Apartheid South Africa (1948–1964)
Nature and Characteristics of Discrimination
"Petty Apartheid" Legislation (1948–1958)
First phase of apartheid under Malan and later Strijdom (National Party PMs).
Aimed to ensure economic, political, and social dominance over Black South Africans.
"Grand Apartheid" Legislation
Second phase of apartheid initiated by H.F. Verwoerd in the late 1950s.
Focused on territorial division of South Africa by race, leading to the so-called "independence" of different racial groups.
Claimed to be "moral" by arguing that Africans would achieve self-governance.
Segregation and Discriminatory Laws
Population Classification & Forced Removals:
Population Registration Act (1950) categorized people by race.
Families were split based on new classification criteria.
Group Areas Act (1950):
City centers designated for whites only.
Townships increased for Black residents with minimal amenities.
1/4 of Black people forcibly removed from their homes.
Pass Laws Act (1952):
Non-whites had to carry a 96-page identification book.
Criminalized for being in urban areas without permits.
Segregation in Daily Life
Prohibition of Mixed Marriages Act (1949): Banned marriages between whites and non-whites.
Immorality Act (1950): Criminalized sexual relations between whites and non-whites.
Reservation of Separate Amenities Act (1953): Segregated public facilities.
Bantu Education Act (1953):
Schools segregated by race.
Black children received inferior education designed to keep them in low-wage labor.
Extension of University Education Act (1959): Required universities to admit only one racial group.
Protests and Resistance
Non-Violent Protests
Bus Boycotts:
First major boycott in 1940.
1957 Alexandra bus boycott gained national attention and white sympathy.
Defiance Campaign (1952):
Organized by the ANC.
Peaceful protests against apartheid laws.
Increased ANC visibility but failed to repeal laws.
Freedom Charter (1955):
Unified anti-apartheid groups.
Called for democracy and social justice.
Led to the Treason Trial (1956–1961), where 156 activists (including Mandela) were arrested.
All defendants found not guilty, but ANC leadership was weakened.
Increasing Violence: Sharpeville Massacre (1960)
50,000 protesters gathered outside a police station.
Police opened fire, killing 69 unarmed people.
International outcry but no government response.
Led to a shift towards armed resistance.
Armed Struggle and the Rivonia Trial (1963–1964)
Umkhonto we Sizwe (MK) formed as the armed wing of the ANC.
Operation Mayibuye plan for guerrilla war discovered.
Mandela and 10 others were arrested.
Sentenced to life imprisonment, marking the "end of an era" for the struggle.
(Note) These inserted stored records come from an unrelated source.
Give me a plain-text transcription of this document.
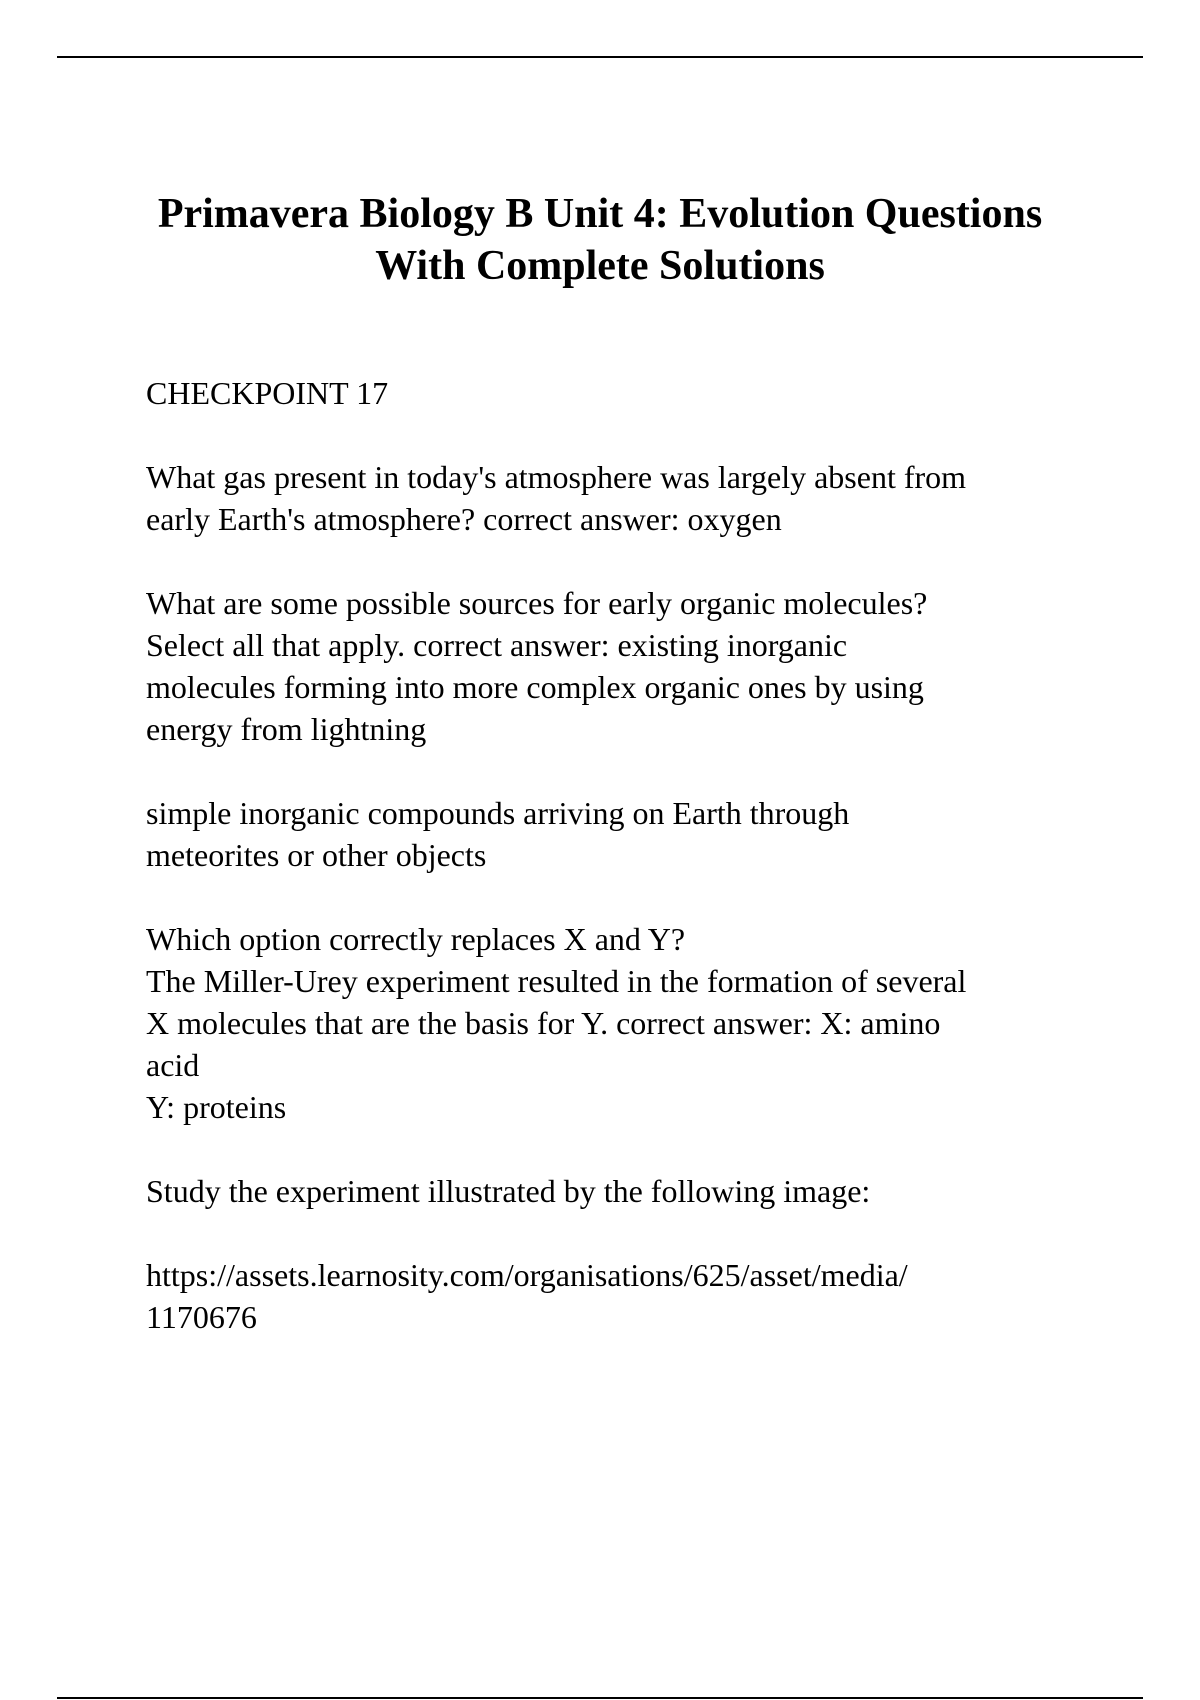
Primavera Biology B Unit 4: Evolution Questions
With Complete Solutions

CHECKPOINT 17

What gas present in today's atmosphere was largely absent from
early Earth's atmosphere? correct answer: oxygen

What are some possible sources for early organic molecules?
Select all that apply. correct answer: existing inorganic
molecules forming into more complex organic ones by using
energy from lightning

simple inorganic compounds arriving on Earth through
meteorites or other objects

Which option correctly replaces X and Y?
The Miller-Urey experiment resulted in the formation of several
X molecules that are the basis for Y. correct answer: X: amino
acid
Y: proteins

Study the experiment illustrated by the following image:

https://assets.learnosity.com/organisations/625/asset/media/
1170676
South Africa faced increased international isolation.
Key Figures and Groups
Nelson Mandela
Leader of ANC and MK.
Key strategist in the liberation movement.
Principal defendant in the Treason and Rivonia Trials.
His speech during the Rivonia Trial inspired global support.
Albert Luthuli
President of ANC (1952–1967).
Advocate of non-violent resistance.
Nobel Peace Prize winner, which brought international attention to apartheid.
African National Congress (ANC)
Founded in 1910.
Organized major protests, including the Defiance Campaign.
Collaborated with the South African Communist Party (SACP).
Eventually banned and driven underground.
South African Communist Party (SACP)
Reformed in 1953 after being banned.
Had white leaders and strong ties to the ANC.
Played a major role in radicalizing the liberation movement.
Umkhonto we Sizwe (MK)
Armed wing of the ANC, formed in response to state violence.
Focused on sabotage against government infrastructure.
Many members were arrested and the group dismantled by 1964.
Impact and Legacy
The apartheid system remained intact despite resistance.
Global opposition increased, leading to economic sanctions and cultural boycotts.
ANC leadership was weakened, but the struggle continued underground and internationally.
The imprisonment of Mandela and other leaders symbolized the resilience of the movement.